At the Wieliczka Salt Mines, established in the Middle Ages as a source of wealth for the Polish monarchy and Krakow, the students explored a vast underground complex of rooms and chambers carved completely from salt, some of which are now restaurants, cafes, shops and chapels.
The favorite visit of the students was to Zakopane -- Poland's most famous ski resort. The students went up two mountain peaks and played in the snow, and enjoyed the town market and its many products from the region’s sheep and wool industry.
"We went up one of the highest peaks there," Sadkowski said. "One still had snow drifts on it of six to eight feet tall. It was a lot of fun for the students to walk around in the snow toward the end of May."
"Climbing the mountain peak in Zakopane was one of the biggest thrills I've ever experienced," Terrell said. "The view was breathtaking."
No matter where the students visited in Poland, they were experiencing something different and new.

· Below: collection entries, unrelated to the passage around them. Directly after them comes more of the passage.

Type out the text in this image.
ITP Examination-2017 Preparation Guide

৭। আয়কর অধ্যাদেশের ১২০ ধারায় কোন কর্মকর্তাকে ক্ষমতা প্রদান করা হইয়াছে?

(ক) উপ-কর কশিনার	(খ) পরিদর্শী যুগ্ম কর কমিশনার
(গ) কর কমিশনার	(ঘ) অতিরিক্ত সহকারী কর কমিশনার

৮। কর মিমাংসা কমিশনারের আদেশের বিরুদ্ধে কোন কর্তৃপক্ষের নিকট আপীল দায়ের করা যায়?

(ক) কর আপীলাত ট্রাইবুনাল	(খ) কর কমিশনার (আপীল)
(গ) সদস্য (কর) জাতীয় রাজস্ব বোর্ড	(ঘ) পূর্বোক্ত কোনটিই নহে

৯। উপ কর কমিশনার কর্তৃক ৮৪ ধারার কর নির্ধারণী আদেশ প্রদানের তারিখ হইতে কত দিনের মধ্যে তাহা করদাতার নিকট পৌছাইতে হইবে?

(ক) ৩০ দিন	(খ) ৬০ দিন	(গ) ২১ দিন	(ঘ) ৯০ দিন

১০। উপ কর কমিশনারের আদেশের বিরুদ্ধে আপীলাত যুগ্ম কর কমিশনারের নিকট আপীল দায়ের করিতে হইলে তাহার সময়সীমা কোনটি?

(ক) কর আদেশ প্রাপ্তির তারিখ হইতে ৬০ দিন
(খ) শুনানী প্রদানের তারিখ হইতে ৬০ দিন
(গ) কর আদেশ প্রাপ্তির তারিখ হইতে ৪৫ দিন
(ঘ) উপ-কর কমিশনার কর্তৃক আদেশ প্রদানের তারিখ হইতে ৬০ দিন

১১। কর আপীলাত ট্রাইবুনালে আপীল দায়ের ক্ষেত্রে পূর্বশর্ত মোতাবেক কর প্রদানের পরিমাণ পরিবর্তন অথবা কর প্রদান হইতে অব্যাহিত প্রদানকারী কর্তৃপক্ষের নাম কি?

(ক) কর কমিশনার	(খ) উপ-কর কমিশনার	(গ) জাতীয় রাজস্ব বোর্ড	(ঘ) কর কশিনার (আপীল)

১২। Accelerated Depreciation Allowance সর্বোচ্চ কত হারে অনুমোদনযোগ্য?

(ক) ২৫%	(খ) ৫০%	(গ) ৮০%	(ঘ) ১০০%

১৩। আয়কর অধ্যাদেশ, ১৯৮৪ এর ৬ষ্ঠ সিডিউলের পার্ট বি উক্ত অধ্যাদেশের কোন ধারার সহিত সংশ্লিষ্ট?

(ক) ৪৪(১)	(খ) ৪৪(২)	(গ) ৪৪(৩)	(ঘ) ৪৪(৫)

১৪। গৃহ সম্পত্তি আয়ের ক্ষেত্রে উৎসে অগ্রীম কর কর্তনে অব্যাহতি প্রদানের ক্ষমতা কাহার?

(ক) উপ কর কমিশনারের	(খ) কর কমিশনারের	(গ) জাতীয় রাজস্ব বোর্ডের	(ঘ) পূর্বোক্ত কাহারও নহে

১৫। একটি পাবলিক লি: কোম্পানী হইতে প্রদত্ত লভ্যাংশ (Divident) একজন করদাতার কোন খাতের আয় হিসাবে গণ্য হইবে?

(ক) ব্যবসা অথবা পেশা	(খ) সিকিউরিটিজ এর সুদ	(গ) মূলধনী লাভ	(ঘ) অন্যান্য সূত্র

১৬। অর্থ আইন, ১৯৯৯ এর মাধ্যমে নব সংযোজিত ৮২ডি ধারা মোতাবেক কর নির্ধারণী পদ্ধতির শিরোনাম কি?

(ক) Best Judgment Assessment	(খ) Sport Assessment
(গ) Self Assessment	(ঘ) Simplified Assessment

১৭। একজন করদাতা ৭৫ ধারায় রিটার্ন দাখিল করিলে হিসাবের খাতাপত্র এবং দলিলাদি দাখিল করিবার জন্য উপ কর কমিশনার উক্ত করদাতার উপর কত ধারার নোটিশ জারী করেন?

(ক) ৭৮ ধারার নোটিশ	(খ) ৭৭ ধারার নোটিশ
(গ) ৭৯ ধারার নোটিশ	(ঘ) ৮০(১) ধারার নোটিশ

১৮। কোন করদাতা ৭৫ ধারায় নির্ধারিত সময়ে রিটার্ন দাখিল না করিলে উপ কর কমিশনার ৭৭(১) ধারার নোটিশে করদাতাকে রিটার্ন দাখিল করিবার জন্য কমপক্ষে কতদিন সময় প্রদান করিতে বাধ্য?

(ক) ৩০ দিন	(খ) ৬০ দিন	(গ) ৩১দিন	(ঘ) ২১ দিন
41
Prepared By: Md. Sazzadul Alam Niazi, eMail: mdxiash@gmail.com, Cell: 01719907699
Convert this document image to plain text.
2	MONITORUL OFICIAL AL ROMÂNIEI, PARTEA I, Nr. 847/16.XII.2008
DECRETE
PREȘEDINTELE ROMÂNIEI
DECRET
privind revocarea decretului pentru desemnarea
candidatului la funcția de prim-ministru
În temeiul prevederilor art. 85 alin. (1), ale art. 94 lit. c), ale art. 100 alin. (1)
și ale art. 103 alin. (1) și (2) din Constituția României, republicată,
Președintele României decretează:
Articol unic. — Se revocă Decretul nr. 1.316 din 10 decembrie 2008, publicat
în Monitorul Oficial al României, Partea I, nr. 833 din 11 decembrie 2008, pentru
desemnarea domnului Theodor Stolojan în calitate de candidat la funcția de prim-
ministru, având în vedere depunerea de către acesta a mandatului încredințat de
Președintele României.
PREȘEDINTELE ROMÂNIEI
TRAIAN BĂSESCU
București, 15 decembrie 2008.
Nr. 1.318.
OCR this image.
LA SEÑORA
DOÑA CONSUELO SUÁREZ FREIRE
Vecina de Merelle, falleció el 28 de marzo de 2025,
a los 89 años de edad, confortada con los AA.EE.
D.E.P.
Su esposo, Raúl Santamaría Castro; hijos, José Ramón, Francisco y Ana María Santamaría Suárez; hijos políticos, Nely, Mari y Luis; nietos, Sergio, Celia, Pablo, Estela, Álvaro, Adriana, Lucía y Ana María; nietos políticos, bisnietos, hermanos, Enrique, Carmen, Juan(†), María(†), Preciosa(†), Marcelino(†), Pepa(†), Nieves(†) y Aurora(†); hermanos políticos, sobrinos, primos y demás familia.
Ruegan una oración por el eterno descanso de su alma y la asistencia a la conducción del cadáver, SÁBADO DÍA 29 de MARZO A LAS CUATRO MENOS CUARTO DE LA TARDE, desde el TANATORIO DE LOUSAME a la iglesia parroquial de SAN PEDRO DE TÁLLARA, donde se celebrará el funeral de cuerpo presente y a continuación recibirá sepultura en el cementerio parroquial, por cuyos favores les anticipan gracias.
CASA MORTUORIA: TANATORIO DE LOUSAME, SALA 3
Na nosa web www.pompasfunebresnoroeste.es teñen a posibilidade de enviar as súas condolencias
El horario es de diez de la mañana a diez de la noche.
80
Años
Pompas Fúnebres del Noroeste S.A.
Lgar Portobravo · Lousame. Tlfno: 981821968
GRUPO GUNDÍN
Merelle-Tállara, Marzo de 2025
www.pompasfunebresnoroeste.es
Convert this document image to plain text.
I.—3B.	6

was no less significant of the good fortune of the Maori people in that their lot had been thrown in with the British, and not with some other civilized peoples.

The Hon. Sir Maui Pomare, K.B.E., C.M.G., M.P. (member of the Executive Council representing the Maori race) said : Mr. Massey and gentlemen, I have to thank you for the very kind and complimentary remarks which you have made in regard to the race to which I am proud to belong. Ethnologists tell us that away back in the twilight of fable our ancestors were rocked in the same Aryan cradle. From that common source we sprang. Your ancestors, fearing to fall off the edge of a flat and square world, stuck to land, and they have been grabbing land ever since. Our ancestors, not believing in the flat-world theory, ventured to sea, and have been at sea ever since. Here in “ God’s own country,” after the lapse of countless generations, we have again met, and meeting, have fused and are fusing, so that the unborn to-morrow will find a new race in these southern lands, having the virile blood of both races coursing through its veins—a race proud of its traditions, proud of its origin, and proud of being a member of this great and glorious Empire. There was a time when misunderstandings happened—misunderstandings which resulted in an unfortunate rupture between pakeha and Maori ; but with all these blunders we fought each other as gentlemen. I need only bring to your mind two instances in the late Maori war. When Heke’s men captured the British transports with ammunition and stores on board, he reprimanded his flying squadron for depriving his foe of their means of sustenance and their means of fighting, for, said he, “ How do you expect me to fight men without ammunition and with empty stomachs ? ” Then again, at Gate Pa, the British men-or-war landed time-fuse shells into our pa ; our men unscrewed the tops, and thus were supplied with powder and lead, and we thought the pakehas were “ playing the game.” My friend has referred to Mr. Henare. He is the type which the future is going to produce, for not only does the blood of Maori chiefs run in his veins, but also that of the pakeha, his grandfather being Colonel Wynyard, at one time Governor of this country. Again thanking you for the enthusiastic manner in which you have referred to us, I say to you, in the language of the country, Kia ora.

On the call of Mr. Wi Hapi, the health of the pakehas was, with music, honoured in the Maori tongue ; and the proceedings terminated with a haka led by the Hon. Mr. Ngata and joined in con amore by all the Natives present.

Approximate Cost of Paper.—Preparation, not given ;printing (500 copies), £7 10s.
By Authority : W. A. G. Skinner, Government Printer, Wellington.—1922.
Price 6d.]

Visiting Poland opened the door for them to really observe the role of language, history, religion and other factors in the construction of national identity.
Sadkowski said his favorite part of the trip was observing the students and seeing how they responded to Poland.
"Most UNI students are from Iowa, so they're not exposed to big, old cities, and Krakow is relatively large and quite old," Sadkowski said. "For students to just walk around and see and touch 600-800 hundred-year-old buildings is amazing. It's something you can't get in Iowa. It's just a really eye-opening experience for students. It's very different from what they are used to."